China and the European Union hope to edge closer to a trade agreement
Xi Jinping is the first Chinese president ever to visit the EU headquarters in Brussels
EU hopes to gain better access to Chinese middle class consumers
When the European Council President Herman Van Rompuy welcomes Xi Jinping to Brussels on Monday, it will be the first time a Chinese president has visited European Union headquarters.
But the trip isn’t about making history – it’s about closing business deals with European firms. Xi will be accompanied by more than 200 Chinese business leaders, several of whom signed multi-billion agreements to buy airplanes and cars as the contingent swept through France and Germany on their way to Belgium.
China’s ultimate goal on the trip is to reach a wide-ranging trade agreement with the EU. In turn, the EU hopes to persuade China to open its markets to foreigners and attract more direct investment.
The first round of the talks took place in January, but the Chinese seem eager to advance the negotiation much further this time around. Before embarking on the tour, Chinese Foreign Minister Wang Yi told the National People’s Congress that he hopes to “speed up the negotiation toward the investment agreement.”

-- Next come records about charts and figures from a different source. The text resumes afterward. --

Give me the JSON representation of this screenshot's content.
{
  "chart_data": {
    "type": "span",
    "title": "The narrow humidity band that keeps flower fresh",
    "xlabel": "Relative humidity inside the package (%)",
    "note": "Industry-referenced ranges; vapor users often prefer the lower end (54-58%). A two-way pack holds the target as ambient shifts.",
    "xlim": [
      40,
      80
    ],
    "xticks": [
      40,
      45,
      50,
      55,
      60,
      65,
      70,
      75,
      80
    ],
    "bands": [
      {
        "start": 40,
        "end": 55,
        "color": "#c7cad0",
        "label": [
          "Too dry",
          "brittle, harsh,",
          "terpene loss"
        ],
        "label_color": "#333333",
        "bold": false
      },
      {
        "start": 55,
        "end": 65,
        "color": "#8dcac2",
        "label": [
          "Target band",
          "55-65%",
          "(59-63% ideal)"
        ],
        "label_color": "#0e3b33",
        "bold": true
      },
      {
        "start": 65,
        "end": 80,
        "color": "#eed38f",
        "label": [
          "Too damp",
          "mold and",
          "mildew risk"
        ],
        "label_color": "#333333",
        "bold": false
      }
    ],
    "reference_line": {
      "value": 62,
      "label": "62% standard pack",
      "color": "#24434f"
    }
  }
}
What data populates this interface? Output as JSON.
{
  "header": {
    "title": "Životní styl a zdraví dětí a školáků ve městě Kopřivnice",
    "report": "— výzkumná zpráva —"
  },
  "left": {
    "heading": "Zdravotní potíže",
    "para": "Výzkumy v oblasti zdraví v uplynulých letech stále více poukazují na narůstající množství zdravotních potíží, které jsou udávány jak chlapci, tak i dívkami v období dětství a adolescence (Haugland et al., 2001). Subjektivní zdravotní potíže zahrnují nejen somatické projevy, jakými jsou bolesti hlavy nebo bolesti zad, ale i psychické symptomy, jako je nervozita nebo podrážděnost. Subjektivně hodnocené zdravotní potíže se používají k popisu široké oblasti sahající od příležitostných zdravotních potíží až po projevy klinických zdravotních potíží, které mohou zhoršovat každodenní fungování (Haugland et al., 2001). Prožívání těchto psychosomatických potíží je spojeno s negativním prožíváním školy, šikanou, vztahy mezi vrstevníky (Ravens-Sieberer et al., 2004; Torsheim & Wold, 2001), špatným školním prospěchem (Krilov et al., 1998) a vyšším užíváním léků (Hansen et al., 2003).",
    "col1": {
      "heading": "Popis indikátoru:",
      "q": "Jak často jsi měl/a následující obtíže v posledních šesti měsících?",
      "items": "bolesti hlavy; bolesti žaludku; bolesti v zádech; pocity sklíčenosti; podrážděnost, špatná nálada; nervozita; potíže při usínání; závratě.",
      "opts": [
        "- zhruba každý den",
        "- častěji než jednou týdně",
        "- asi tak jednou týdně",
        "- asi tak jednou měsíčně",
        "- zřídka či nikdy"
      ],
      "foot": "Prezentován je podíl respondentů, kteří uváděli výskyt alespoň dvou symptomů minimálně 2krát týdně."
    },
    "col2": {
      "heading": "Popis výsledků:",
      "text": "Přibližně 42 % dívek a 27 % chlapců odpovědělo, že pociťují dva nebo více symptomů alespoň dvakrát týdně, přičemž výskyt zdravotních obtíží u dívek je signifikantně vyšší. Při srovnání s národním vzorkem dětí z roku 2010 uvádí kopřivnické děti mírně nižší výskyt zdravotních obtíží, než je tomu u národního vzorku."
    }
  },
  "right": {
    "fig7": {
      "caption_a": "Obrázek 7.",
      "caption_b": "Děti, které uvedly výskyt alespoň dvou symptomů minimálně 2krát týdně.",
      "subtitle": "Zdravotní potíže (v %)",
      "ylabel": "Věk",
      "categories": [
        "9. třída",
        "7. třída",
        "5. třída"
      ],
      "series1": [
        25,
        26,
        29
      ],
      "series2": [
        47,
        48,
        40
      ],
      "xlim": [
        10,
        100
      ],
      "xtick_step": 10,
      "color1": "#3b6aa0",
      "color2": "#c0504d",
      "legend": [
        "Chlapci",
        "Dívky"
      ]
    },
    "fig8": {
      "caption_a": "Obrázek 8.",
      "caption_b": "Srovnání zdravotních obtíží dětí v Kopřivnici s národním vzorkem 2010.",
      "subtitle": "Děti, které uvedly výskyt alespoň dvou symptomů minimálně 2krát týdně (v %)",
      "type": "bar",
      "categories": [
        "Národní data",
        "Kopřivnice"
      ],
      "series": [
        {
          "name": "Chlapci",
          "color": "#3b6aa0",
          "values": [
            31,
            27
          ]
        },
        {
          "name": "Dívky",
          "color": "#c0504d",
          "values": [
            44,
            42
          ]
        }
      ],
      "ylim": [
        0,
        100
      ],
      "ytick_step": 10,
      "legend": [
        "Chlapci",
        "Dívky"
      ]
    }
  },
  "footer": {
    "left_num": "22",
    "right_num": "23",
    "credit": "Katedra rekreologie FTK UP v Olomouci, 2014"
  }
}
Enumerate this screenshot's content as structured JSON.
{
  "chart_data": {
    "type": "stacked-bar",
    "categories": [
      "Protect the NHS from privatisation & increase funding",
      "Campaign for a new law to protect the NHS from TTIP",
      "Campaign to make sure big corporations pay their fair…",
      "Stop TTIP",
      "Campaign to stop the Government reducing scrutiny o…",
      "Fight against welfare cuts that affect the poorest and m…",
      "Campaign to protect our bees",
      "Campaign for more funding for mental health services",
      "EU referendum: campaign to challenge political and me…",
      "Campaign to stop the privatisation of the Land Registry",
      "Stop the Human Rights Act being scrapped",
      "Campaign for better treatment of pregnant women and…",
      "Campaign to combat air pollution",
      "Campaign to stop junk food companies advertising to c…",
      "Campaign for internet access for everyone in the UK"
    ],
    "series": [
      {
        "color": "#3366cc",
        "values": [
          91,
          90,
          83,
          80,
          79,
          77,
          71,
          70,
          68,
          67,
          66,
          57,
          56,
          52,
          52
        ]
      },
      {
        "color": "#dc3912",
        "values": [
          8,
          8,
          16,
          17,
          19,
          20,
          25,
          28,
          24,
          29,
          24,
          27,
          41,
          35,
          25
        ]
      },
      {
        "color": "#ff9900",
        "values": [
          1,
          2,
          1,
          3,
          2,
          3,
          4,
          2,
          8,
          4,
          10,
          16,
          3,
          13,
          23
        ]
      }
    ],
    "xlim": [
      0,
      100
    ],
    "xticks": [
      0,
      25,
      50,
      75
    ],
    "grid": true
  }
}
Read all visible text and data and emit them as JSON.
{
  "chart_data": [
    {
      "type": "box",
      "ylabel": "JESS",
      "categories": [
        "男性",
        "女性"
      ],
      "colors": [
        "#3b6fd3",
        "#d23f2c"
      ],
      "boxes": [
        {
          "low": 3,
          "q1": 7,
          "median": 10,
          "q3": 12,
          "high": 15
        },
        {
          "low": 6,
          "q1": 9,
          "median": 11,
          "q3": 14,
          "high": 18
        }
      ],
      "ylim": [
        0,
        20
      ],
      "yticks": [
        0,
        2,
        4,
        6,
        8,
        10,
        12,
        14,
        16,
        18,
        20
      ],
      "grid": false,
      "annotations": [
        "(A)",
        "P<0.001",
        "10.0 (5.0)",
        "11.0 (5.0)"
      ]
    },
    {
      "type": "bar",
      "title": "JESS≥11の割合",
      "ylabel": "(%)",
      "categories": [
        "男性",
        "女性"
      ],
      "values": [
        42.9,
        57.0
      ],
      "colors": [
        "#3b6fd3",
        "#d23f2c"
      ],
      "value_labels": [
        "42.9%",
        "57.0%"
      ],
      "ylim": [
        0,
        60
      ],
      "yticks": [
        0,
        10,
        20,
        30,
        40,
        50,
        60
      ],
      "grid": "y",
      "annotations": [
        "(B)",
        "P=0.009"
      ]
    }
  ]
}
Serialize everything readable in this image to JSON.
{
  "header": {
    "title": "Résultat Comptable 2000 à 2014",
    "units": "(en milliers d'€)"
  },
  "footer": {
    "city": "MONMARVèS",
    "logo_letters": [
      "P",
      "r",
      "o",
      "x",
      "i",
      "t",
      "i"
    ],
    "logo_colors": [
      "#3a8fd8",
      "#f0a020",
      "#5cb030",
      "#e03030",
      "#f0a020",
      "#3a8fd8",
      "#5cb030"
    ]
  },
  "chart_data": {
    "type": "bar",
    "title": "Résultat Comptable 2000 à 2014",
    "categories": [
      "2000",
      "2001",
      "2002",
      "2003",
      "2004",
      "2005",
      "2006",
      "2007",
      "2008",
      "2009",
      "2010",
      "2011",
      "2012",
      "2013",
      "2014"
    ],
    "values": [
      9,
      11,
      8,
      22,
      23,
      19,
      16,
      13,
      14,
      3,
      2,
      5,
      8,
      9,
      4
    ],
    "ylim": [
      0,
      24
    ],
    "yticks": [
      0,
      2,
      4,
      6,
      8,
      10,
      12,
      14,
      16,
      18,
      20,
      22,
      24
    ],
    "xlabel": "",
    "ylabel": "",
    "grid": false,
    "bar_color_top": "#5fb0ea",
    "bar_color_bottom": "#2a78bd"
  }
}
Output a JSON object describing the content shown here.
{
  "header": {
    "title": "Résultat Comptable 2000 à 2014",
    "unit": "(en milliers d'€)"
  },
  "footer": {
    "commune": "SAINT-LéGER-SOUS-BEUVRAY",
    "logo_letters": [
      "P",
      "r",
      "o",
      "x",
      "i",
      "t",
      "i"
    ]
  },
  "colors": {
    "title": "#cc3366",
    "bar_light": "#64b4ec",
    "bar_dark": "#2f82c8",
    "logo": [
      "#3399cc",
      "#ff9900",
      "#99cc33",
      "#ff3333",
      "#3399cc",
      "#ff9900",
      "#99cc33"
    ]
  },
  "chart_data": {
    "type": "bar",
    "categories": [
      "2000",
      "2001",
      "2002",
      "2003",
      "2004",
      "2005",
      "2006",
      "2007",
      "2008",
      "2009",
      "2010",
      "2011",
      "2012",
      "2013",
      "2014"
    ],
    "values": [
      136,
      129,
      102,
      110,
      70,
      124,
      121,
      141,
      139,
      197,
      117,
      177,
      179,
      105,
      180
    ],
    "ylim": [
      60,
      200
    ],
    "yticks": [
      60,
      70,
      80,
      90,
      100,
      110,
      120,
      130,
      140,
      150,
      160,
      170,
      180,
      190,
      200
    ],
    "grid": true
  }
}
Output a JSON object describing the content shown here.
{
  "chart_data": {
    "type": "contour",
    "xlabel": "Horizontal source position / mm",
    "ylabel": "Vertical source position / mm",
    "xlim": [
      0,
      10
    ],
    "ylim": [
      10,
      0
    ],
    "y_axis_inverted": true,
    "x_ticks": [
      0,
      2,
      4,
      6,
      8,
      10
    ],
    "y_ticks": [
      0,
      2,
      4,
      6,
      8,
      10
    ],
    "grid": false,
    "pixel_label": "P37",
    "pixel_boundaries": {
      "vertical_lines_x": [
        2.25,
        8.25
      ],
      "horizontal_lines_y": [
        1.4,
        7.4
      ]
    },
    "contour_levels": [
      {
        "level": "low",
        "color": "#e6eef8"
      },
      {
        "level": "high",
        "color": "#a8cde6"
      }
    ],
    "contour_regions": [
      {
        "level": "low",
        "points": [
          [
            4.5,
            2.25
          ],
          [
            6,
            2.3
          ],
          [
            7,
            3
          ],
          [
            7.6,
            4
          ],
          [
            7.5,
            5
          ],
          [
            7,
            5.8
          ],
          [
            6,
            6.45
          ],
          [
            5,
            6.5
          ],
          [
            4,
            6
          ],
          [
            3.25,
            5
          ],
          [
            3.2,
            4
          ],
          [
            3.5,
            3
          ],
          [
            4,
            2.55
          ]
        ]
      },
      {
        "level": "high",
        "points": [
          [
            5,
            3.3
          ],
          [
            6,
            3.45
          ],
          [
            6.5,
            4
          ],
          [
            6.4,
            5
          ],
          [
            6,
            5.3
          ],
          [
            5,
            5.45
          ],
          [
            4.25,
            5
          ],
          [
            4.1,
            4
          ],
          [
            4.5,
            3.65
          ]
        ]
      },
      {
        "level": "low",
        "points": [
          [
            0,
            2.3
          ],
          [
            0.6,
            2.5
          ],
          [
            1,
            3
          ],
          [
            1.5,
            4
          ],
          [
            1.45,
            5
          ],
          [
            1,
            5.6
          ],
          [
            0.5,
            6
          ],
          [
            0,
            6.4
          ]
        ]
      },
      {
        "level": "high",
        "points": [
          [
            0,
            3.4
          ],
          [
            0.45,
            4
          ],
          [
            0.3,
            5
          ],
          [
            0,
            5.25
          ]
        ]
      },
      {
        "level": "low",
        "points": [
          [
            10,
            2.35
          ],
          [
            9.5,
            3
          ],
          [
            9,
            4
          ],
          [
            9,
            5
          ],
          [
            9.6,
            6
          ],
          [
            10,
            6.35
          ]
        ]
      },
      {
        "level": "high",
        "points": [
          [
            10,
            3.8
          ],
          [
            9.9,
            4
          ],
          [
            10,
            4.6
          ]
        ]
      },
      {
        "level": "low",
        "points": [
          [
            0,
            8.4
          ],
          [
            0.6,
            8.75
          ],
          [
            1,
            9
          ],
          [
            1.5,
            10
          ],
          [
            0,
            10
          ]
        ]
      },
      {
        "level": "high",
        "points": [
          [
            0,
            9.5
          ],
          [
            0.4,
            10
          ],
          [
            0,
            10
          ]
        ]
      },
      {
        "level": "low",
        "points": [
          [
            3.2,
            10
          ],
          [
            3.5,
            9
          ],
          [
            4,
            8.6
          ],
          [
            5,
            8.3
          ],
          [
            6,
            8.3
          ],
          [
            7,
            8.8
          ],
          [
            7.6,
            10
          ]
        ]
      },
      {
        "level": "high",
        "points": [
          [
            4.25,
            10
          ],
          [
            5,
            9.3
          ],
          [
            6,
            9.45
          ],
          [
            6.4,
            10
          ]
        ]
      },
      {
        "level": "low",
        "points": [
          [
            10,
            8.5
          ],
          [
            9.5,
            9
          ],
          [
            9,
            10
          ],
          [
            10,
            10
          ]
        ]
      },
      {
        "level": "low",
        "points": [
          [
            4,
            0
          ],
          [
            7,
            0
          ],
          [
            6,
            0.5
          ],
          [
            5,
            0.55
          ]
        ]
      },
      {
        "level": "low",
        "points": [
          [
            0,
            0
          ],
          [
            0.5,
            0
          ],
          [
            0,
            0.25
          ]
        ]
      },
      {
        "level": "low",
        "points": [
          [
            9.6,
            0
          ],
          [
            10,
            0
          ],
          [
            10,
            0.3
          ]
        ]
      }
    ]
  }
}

Here is what the two sides want from the deal:
More than $588.6 billion worth of goods are traded between the EU and China every year – $1.6 billion every day, according to the latest data from European Commission. But Europe sells a lot less to the Chinese than it buys from them – last year, its trade deficit with China was $180 billion.
European investors want to take advantage of China’s growing middle class and export more.
“Every year, 20 million Chinese households pass the threshold of household income of $13,500 at which middle class families become able to afford key consumer goods and services, like cars,” the EU Commission’s Trade department says.
To achieve this, the EU is pushing for less regulation in the Chinese market.
More direct investment
Despite the large volume of trade, mutual direct investment is still relatively low, with just over 2% of EU foreign direct investment being in China, according to the European Commission.
For years, European companies sought to benefit from cheap labor by building factories in China, but today that trend is reversing. Chinese investors are now eyeing Eastern Europe and the Mediterranean, where the eurozone crisis has pushed labor costs down and created hunger for foreign investment.
China has announced an ambitious plan to invest $100 billion per year into Eastern European countries by 2015. It opened its first factory – a Great Wall Motor assembly line – in Bulgaria in 2012, giving the Chinese automaker duty-free access to the European market.
Experts say Chinese money will help Europe out of the economic slowdown. Take the port of Piraeus as an example - although the Greek economy has been devastated by the global financial crisis, the Chinese-run port has stayed afloat and is becoming one of Europe’s main shipping hubs.
Europe’s trade relationship with China suffered several setbacks over dumping accusations last year. The EU tried to hit Chinese solar panels producers with high import duties, accusing China of dumping solar panels way below a fair price.
In a tit-for-tat move, China then launched anti-subsidy probe into European wine imports. Although both disputes have now been resolved, only 1% of imports from China are covered by EU’s anti-dumping measures.
Removing barriers in China
The EU says that China still imposes way too many barriers on foreign investors, who do not have access to sectors China deems as strategic, including transport, telecommunication and healthcare.
Michał Król of the EU investment think tank ECIPE says this part of a potential trade agreement will be critical: “It is an attempt to establish symmetric market relations – meaning that European and Chinese firms should have equivalent access to each other’s’ markets.”
Compulsory joint ventures and limits on foreign ownerships mean European companies find it hard to fulfil China’s rules. The EU Commission says that a recent EU survey found that nearly half of EU companies operating in China reported “missing business opportunities due to regulation.”
“China’s reforms seek amongst other to expand the list of sectors that are open to foreign investment and allow overseas investors to be treated like national ones,” says Marie Julie Chenard, an expert in the field of Europe’s economic relations at the LSE Ideas think tank.
But she says the investment treaty is unlikely to cover what might be much more important to foreign investors in China: “Concerns about bribery and corruption, the reliability of business partners and the enforcement of intellectual property rights.”
How important is EU’s trade with China?
China is EU’s second biggest trading partner, trailing only behind the U.S. Trade of goods between the two has quadrupled since China joined the World Trade Organization in 2001, reaching nearly $590 billion in 2013.
The EU is China’s biggest source of imports and its biggest export destination. European companies are fulfilling Chinese hunger for cars, planes, chemicals and luxury goods, while Europe imports $385 billion worth of textiles, electronics and other goods from China.
With some expecting China to become the world’s biggest economy by 2030, there will be a lot more for grabs.